Respondent's Motion To Dismiss For Lack Of Prosecution is fully warranted. In this case, there is no one who has the capacity to prosecute this matter on behalf of petitioner. The filing of this motion is the procedural means to bring this case to a close.
With regard to the income tax deficiency for 1976, respondent's deficiency determination is presumed correct. To prove otherwise, petitioner has the burden of proof. Rule 142(a). Since there is no one to represent petitioner in any meaningful way in the resolution of this case, there is a failure to produce evidence in support of issues to which petitioner has the burden of proof. Therefore, respondent's motion to dismiss as to the income tax deficiency is appropriate and will be granted. See Rule 123(b) and Rule 149(b).
Respondent, however, has the burden of proof regarding the addition to tax for fraud. Sec. 7454(a); Rule 142(b). The admissions in petitioner's reply to respondent's Amendment To Answer and petitioner's deemed admissions establish the facts necessary to satisfy respondent's burden of proof with respect to the addition to tax under section 6653(b). See Rule 37(c) and Rule 90(c). The relevant facts established by petitioner's admissions in his reply and the deemed admissions are as follows.
During 1976 petitioner was engaged in the illegal possession and distribution of cocaine. On March 3, 1978, petitioner and others were indicted on five counts of violating 21 U.S.C. sections 812,841(a)(1) and 841(b)(1)(A), and 18 U.S.C. section 2. Following a trial on the merits, petitioner was convicted on all counts. His conviction was affirmed on appeal. United States v. Wyler, 639 F.2d 770 (2d Cir. 1980), cert. denied 454 U.S. 829 (1981). The evidence at trial established that: (1) in October 1976, petitioner sold eight ounces of cocaine and received $8,300; (2) in November 1976, petitioner sold eight ounces of cocaine and received $8,700; and (3) in November and December 1976, petitioner sold several persons nineteen ounces of cocaine for approximately $23,100 to be paid at a later date.
During 1976 petitioner purchased large quantities of marijuana at prices ranging between $225 to $250 per pound and sold it at prices ranging between $325 and $350 per pound. In the spring of 1976, petitioner sold 5,000 pounds of marijuana at a gross profit of $500,000. Petitioner's net profit from this sale was $125,000. Petitioner did not file a Federal income tax return for the taxable year 1976.

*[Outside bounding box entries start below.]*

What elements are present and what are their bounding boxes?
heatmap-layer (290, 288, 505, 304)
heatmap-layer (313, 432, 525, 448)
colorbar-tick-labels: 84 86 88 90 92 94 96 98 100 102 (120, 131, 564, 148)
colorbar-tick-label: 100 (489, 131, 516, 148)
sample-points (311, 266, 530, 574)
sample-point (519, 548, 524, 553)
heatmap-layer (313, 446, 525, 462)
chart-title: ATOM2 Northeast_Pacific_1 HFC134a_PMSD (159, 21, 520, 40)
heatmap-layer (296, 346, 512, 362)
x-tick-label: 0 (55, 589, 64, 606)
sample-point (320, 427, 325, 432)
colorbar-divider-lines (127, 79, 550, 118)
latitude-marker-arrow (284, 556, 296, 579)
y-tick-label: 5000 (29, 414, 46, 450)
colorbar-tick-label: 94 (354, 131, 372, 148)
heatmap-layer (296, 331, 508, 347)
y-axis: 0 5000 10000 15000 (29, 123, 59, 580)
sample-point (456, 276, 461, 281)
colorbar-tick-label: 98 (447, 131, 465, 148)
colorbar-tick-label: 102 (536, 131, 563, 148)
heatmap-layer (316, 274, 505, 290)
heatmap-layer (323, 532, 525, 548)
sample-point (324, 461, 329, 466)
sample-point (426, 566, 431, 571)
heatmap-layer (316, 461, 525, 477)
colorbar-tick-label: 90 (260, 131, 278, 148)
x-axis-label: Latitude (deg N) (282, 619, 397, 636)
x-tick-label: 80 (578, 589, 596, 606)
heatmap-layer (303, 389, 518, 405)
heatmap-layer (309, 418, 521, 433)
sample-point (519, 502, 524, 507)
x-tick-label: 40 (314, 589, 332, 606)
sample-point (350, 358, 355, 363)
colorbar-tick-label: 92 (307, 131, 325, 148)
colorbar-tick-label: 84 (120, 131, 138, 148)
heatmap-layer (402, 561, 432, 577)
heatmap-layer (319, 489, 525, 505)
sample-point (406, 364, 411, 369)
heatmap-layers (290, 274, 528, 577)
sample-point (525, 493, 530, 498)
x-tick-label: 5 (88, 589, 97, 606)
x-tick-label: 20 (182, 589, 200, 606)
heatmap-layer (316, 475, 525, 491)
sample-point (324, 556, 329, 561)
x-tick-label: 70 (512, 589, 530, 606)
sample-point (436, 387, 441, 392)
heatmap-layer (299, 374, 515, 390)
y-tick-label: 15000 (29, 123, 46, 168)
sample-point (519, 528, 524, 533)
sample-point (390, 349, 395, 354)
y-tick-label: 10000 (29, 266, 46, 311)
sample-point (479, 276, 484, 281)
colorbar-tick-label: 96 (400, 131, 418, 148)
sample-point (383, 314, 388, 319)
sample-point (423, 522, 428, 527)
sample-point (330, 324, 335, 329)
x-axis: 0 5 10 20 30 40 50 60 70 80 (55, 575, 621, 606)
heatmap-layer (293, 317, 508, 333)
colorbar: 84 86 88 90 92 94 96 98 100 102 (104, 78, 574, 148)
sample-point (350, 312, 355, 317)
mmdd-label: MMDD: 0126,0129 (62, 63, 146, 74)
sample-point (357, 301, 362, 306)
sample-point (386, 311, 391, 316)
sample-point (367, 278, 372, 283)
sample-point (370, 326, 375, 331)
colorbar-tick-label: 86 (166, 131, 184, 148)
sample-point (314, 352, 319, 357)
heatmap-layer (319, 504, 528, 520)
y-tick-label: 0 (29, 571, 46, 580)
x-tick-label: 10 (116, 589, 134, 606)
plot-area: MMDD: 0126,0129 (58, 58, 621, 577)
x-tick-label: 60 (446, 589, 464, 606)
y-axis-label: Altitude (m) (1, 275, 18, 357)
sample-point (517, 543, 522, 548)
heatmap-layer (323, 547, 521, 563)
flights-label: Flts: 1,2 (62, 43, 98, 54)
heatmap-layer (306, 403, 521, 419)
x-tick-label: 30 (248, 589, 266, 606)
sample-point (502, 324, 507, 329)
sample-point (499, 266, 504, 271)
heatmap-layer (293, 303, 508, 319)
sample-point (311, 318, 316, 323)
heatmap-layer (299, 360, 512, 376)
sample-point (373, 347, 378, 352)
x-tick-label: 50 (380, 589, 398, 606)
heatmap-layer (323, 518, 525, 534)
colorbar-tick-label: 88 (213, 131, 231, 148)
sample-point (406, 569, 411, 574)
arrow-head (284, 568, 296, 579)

Petitioner failed to report taxable income from the sales of marijuana and cocaine fraudulently and with the intent to evade income tax. Fraud is defined as an intentional wrongdoing designed to evade tax believed to be owed. Professional Services v. Commissioner [Dec. 39,516], 79 T.C. 888, 930 (1982). Respondent, in order to meet his burden of proof, must establish that petitioner has underpaid his tax for the year in issue and that some part of the underpayment is due to fraud. Hebrank v. Commissioner [Dec. 40,488], 81 T.C. 640, 642 (1983). For 1976, petitioner is deemed to have admitted facts which overwhelmingly establish substantial, intentional omissions of income. Smith v. Commissioner [Dec. 45,211], 91 T.C. 1049, 1053-1055 (1988). These uncontested facts are replete with the requisite indicia of fraud Marshall v. Commissioner [Dec. 42,272], 85 T.C. 267 (1985); Doncaster v. Commissioner [Dec. 38,135], 77 T.C. 334 (1981).
We find that the facts deemed admitted under Rule 37(c) and Rule 90(c) are sufficient to satisfy respondent's burden of proving that some portion of the understatement of income in 1976 was due to fraud with intent to evade tax. Marshall v. Commissioner, supra.
To reflect the foregoing,
An appropriate order and decision will be entered for the respondent.